EC2 Host Failure

Incident Report for Aptible

Resolved

This incident has been resolved.

Posted Dec 23, 2021 - 09:17 EST

Monitoring

At this time, there are only 3 databases still impacted by the outage, because the database's associated EBS volume does not support `DetachVolume` or `CreateSnapshot`, limiting our ability . We have reached out and will continue coordinating 1:1 with the affected customers on the possible options:

- Restore from a prior backup (< 24 hours old)
- Switch to a replica database
- Wait for AWS to fully resolve the outage so that these volumes become operational again.
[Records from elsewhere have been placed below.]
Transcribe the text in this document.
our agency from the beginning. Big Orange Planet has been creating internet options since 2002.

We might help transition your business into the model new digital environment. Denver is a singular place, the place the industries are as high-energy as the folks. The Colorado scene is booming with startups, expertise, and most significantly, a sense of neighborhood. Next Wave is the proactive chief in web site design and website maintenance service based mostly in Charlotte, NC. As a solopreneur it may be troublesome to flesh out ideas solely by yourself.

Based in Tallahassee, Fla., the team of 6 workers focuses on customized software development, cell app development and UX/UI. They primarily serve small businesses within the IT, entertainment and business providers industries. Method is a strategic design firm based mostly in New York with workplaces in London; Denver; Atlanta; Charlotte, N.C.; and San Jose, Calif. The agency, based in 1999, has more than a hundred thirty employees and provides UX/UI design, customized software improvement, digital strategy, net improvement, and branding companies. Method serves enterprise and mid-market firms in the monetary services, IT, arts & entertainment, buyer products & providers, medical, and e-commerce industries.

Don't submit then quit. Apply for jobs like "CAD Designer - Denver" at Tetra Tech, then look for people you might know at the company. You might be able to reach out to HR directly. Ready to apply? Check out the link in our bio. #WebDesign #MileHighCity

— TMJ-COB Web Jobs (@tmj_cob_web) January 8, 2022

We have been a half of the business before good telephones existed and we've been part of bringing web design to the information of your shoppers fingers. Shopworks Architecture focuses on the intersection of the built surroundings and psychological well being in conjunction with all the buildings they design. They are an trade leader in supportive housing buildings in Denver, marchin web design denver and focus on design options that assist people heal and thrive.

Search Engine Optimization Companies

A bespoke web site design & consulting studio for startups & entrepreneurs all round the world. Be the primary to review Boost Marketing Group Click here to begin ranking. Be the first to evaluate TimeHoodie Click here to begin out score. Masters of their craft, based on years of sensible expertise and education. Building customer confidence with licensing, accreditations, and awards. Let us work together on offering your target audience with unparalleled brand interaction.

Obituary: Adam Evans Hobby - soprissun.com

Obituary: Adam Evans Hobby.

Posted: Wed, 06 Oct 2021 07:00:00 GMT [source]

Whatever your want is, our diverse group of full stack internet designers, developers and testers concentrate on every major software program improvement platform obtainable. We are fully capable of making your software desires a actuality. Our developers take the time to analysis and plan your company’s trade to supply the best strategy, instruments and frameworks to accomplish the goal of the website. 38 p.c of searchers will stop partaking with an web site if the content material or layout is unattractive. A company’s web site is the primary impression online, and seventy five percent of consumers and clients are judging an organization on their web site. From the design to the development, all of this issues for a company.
Posted Dec 22, 2021 - 13:22 EST

Update

At this time, the majority of affected resources have been restored. For databases that have not yet been restored:

* The outage prevents us from stopping or starting the EC2 instance on which the database is running, or (in most cases) creating a new instance.
* The outage prevents us from accessing the EBS volume associated with the database.
* We have just become able to start taking backups of the databases (via EBS volume snapshot), and we're running that for all affected databases, so that we can attempt to restore via up-to-date backup onto an existing EC2 instance, assuming the backups complete before AWS makes further progress resolving the issue.

If you have a replica for an affected PostgreSQL or Redis database, you can promote that replica to accept writes, and update your apps (via `aptible config:set`) to connect to the replica instead of the primary.

* On PostgreSQL 9.4 through 11: Run `COPY (SELECT 'fast') TO '/var/db/pgsql.trigger';` in a psql session connected to the database (via `aptible db:tunnel`)
* On PostgreSQL 12+: Run `SELECT pg_promote();` in a psql session connected to the database (via `aptible db:tunnel`)
* On Redis: Run `SLAVEOF NO ONE` in a redis-cli session connected to the database (via `aptible db:tunnel`)

If you have an affected database for which you don't need the data (e.g. a Redis database used for caching), we recommend creating a _new_ database and updating your apps to connect to this new database.

Posted Dec 22, 2021 - 10:12 EST

Identified

The root cause of the failure is networking connectivity issues. You can also visit AWS status page for additional updates and information: https://status.aws.amazon.com/

Posted Dec 22, 2021 - 07:53 EST

Update

We are continuing to investigate this issue.

Posted Dec 22, 2021 - 07:16 EST

Investigating

We are investigating an EC2 dedicated host failure affecting a small number of apps and databases. Affected apps are currently being restarted on healthy instances (apps scaled to 2 or more are automatically distributed across availability zones and will automatically failover).

Posted Dec 22, 2021 - 07:16 EST

This incident affected: Aptible Deploy.